Au maximum, ça peut être un jour de l'ordre de la "confession bernanosienne", c’est-à-dire de cette découverte de l'échec grâce à la présence d’un autre. A ce moment-là, ce n’est plus une confession, c'est une découverte. C'est parce qu'on est près de tel être qui se trouve être plus spécialement spirituel, plus approprié à notre être propre, que nous découvrons l'échec. Lorsqu'il est découvert, nous n’avons nulle possibilité et nous ne  devons  pas l'exprimer car,  dans la mesure  où nous l'exprimons, nous le dénaturons. Seulement cette présence certaine et cependant non  avouable de l'échec est au départ la base la plus solide de la fraternité, parce que ce qui est en moi et que je ne peux pas vous dire mais que je sais être en vous sans que je puisse le connaître se trouve être la base la plus commune à chacun d'entre nous, notre fraternité dans le dénuement. La fraternité dans le dénuement est la base humaine de la fraternité en Jésus-Christ. Ceci ne se manifeste certainement pas par des  paroles. Mais quand un homme porte son échec de la façon dont je vous parle, avec suffisamment de réalité, de  continuité  (car  en  définitive  nous  portons notre échec un jour et puis nous nous endormons pendant un mois... un an), un homme qui porte suffisamment avec réalité son échec de base  se  trouve  être  dans  une disposition intérieure qui,  sans se manifester du dehors de façon singulière, est extraordinairement capable à la fois de comprendre et d'aider l'autre.

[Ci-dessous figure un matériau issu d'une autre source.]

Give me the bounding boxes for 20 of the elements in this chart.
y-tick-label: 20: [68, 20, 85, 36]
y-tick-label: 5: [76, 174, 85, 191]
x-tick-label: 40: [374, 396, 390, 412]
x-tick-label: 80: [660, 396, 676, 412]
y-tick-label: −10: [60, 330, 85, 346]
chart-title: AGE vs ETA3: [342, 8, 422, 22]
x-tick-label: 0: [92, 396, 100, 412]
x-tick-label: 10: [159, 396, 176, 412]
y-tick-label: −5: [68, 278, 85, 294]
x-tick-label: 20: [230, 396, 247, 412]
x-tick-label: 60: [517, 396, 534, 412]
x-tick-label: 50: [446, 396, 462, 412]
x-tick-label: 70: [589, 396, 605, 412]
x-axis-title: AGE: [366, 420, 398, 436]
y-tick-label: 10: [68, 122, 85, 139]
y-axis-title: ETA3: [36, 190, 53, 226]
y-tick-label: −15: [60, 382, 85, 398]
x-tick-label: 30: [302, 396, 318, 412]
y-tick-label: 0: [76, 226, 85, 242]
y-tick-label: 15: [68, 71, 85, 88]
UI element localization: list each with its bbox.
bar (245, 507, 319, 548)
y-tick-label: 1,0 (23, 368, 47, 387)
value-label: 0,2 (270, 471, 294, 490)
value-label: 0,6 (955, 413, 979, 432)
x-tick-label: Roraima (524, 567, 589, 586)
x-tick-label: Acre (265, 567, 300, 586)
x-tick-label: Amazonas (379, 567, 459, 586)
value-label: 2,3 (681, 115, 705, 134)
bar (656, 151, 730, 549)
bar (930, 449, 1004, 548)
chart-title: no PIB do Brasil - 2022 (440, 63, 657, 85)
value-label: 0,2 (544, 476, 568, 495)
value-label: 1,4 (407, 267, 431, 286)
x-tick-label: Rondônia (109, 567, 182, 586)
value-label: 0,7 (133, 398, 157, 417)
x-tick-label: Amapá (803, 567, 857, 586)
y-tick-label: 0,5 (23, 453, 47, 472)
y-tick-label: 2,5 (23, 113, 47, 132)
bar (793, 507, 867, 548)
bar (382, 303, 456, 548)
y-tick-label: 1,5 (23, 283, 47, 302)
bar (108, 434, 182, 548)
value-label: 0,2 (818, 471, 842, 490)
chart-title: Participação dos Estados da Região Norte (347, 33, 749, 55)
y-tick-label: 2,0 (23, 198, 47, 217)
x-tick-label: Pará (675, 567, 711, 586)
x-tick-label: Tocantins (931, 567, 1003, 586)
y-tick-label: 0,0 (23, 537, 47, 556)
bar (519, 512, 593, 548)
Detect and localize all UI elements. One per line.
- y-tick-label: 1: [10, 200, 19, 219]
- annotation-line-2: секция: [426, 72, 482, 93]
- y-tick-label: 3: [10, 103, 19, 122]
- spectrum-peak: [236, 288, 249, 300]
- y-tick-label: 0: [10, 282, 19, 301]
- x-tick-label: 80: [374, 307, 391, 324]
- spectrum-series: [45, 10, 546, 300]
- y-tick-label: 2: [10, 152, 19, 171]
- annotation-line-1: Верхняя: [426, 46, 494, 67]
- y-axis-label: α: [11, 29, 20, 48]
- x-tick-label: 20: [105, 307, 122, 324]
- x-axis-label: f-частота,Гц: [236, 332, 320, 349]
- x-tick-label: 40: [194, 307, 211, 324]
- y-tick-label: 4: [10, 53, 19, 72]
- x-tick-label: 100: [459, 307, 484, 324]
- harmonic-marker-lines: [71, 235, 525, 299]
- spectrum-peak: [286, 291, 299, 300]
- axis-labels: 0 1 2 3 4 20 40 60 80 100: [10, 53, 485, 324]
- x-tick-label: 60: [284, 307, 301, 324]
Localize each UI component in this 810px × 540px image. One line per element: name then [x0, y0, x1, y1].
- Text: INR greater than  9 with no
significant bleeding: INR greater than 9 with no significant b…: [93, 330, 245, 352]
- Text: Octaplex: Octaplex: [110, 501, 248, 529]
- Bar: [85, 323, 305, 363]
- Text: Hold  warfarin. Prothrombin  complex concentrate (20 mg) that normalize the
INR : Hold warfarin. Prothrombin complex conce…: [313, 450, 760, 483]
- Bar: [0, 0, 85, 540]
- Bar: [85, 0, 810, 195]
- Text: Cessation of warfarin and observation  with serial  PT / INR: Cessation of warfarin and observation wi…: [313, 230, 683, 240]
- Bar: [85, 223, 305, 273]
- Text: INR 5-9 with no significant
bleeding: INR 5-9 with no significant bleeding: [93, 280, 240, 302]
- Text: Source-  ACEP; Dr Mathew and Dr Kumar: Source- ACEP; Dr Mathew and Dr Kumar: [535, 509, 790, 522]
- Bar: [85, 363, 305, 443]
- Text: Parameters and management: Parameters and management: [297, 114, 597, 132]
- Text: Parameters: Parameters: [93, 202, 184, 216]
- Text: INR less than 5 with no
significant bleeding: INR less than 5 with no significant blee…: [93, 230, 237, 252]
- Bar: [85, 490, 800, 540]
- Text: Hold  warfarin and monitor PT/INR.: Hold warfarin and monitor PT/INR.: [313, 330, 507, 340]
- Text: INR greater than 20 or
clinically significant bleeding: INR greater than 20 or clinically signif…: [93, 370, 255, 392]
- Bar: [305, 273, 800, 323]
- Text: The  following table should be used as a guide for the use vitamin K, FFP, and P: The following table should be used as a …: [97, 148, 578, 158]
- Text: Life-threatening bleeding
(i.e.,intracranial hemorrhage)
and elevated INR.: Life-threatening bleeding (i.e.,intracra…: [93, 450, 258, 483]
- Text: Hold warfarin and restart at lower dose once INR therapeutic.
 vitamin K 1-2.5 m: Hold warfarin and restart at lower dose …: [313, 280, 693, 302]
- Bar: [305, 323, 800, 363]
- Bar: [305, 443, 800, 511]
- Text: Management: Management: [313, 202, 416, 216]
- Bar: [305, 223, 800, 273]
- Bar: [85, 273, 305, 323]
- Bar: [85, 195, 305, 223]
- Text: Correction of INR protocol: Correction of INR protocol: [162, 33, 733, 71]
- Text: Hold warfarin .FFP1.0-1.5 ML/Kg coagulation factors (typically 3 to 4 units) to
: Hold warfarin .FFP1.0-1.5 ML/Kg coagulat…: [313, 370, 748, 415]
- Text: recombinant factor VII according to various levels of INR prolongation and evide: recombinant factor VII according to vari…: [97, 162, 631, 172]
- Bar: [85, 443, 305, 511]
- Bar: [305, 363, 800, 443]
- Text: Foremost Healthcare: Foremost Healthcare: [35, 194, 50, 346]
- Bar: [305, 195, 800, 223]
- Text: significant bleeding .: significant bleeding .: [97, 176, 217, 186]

Déjà sur un plan psychologique, ce n'est pas le riche qui donne au pauvre, c'est le plus pauvre qui donne au moins pauvre. Dans la  mesure  où  nous  portons  lourdement notre échec, nous sommes capables de donner à ceux qui le portent plus légèrement. Ce ne sont pas  ceux  qui croient avoir une vie réussie qui sont capables d'aider les autres à réussir  leur vie.

Topo de Marcel Légaut du 1er août 1961 :   extrait n°8

 …A suivre : «ATTEINDRE LA SÉRÉNITÉ»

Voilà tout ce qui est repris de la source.